Ich muss sagen, im Wesentlichen
sind die Anfänger, die von deutschen Schauspielschulen
kommen, klasse! Die
wollen alle was, die stellen die richtigen Fragen, die gehen alle mehr
oder weniger extrem fordernd in was rein und sind sehr begeisterungsfähig.

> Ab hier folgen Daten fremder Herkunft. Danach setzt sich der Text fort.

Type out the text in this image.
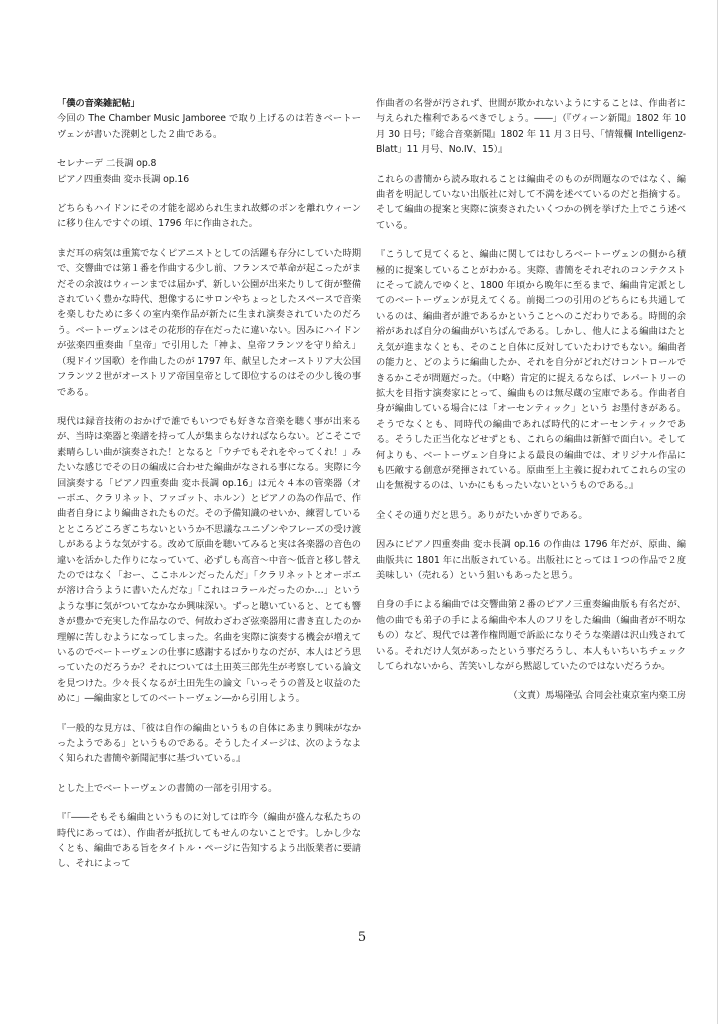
「僕の音楽雑記帖」
今回の The Chamber Music Jamboree で取り上げるのは若きベートーヴェンが書いた溌剌とした２曲である。

セレナーデ 二長調 op.8
ピアノ四重奏曲 変ホ長調 op.16

どちらもハイドンにその才能を認められ生まれ故郷のボンを離れウィーンに移り住んですぐの頃、1796 年に作曲された。

まだ耳の病気は重篤でなくピアニストとしての活躍も存分にしていた時期で、交響曲では第１番を作曲する少し前、フランスで革命が起こったがまだその余波はウィーンまでは届かず、新しい公園が出来たりして街が整備されていく豊かな時代、想像するにサロンやちょっとしたスペースで音楽を楽しむために多くの室内楽作品が新たに生まれ演奏されていたのだろう。ベートーヴェンはその花形的存在だったに違いない。因みにハイドンが弦楽四重奏曲「皇帝」で引用した「神よ、皇帝フランツを守り給え」（現ドイツ国歌）を作曲したのが 1797 年、献呈したオーストリア大公国フランツ２世がオーストリア帝国皇帝として即位するのはその少し後の事である。

現代は録音技術のおかげで誰でもいつでも好きな音楽を聴く事が出来るが、当時は楽器と楽譜を持って人が集まらなければならない。どこそこで素晴らしい曲が演奏された！となると「ウチでもそれをやってくれ！」みたいな感じでその日の編成に合わせた編曲がなされる事になる。実際に今回演奏する「ピアノ四重奏曲 変ホ長調 op.16」は元々４本の管楽器（オーボエ、クラリネット、ファゴット、ホルン）とピアノの為の作品で、作曲者自身により編曲されたものだ。その予備知識のせいか、練習しているとところどころぎこちないというか不思議なユニゾンやフレーズの受け渡しがあるような気がする。改めて原曲を聴いてみると実は各楽器の音色の違いを活かした作りになっていて、必ずしも高音〜中音〜低音と移し替えたのではなく「おー、ここホルンだったんだ」「クラリネットとオーボエが溶け合うように書いたんだな」「これはコラールだったのか…」というような事に気がついてなかなか興味深い。ずっと聴いていると、とても響きが豊かで充実した作品なので、何故わざわざ弦楽器用に書き直したのか理解に苦しむようになってしまった。名曲を実際に演奏する機会が増えているのでベートーヴェンの仕事に感謝するばかりなのだが、本人はどう思っていたのだろうか？それについては土田英三郎先生が考察している論文を見つけた。少々長くなるが土田先生の論文「いっそうの普及と収益のために」―編曲家としてのベートーヴェン―から引用しよう。

『一般的な見方は、「彼は自作の編曲というもの自体にあまり興味がなかったようである」というものである。そうしたイメージは、次のようなよく知られた書簡や新聞記事に基づいている。』

とした上でベートーヴェンの書簡の一部を引用する。

『「――そもそも編曲というものに対しては昨今（編曲が盛んな私たちの時代にあっては）、作曲者が抵抗してもせんのないことです。しかし少なくとも、編曲である旨をタイトル・ページに告知するよう出版業者に要請し、それによって

作曲者の名誉が汚されず、世間が欺かれないようにすることは、作曲者に与えられた権利であるべきでしょう。――」（『ヴィーン新聞』1802 年 10 月 30 日号；『総合音楽新聞』1802 年 11 月３日号、「情報欄 Intelligenz-Blatt」11 月号、No.IV、15）』

これらの書簡から読み取れることは編曲そのものが問題なのではなく、編曲者を明記していない出版社に対して不満を述べているのだと指摘する。そして編曲の提案と実際に演奏されたいくつかの例を挙げた上でこう述べている。

『こうして見てくると、編曲に関してはむしろベートーヴェンの側から積極的に提案していることがわかる。実際、書簡をそれぞれのコンテクストにそって読んでゆくと、1800 年頃から晩年に至るまで、編曲肯定派としてのベートーヴェンが見えてくる。前掲二つの引用のどちらにも共通しているのは、編曲者が誰であるかということへのこだわりである。時間的余裕があれば自分の編曲がいちばんである。しかし、他人による編曲はたとえ気が進まなくとも、そのこと自体に反対していたわけでもない。編曲者の能力と、どのように編曲したか、それを自分がどれだけコントロールできるかこそが問題だった。（中略）肯定的に捉えるならば、レパートリーの拡大を目指す演奏家にとって、編曲ものは無尽蔵の宝庫である。作曲者自身が編曲している場合には「オーセンティック」という お墨付きがある。そうでなくとも、同時代の編曲であれば時代的にオーセンティックである。そうした正当化などせずとも、これらの編曲は新鮮で面白い。そして何よりも、ベートーヴェン自身による最良の編曲では、オリジナル作品にも匹敵する創意が発揮されている。原曲至上主義に捉われてこれらの宝の山を無視するのは、いかにももったいないというものである。』

全くその通りだと思う。ありがたいかぎりである。

因みにピアノ四重奏曲 変ホ長調 op.16 の作曲は 1796 年だが、原曲、編曲版共に 1801 年に出版されている。出版社にとっては１つの作品で２度美味しい（売れる）という狙いもあったと思う。

自身の手による編曲では交響曲第２番のピアノ三重奏編曲版も有名だが、他の曲でも弟子の手による編曲や本人のフリをした編曲（編曲者が不明なもの）など、現代では著作権問題で訴訟になりそうな楽譜は沢山残されている。それだけ人気があったという事だろうし、本人もいちいちチェックしてられないから、苦笑いしながら黙認していたのではないだろうか。

（文責）馬場隆弘 合同会社東京室内楽工房

5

Es ist nur leider so, dass die extremen Sparmaßnahmen
in den Theatern dazu
geführt haben, dass die Anfänger sich sehr früh verschleißen.
Sehr viel früher
als zu der Zeit, als ich im Theater angefangen habe. Da gab es noch
eine sehr viel größere Sorgfalt in Hinblick auf die Förderung junger
Talente. Mittlerweile ist es so, dass die Theater ihre Spielpläne vollmachen
müssen.
Da wird jeden Abend gespielt. Das ist für die Anfänger wunderbar, die können
sich frei spielen. Aber es ist oft auch so, dass gar nicht
die Zeit bleibt,
jemanden speziell zu fördern. So dass natürlich die Frustration bei
den jungen Schauspielern auch da ist. Und was ich weiß, ist, dass fast
alle versuchen, möglichst schnell irgendwie in Film und Fernsehen unterzukommen.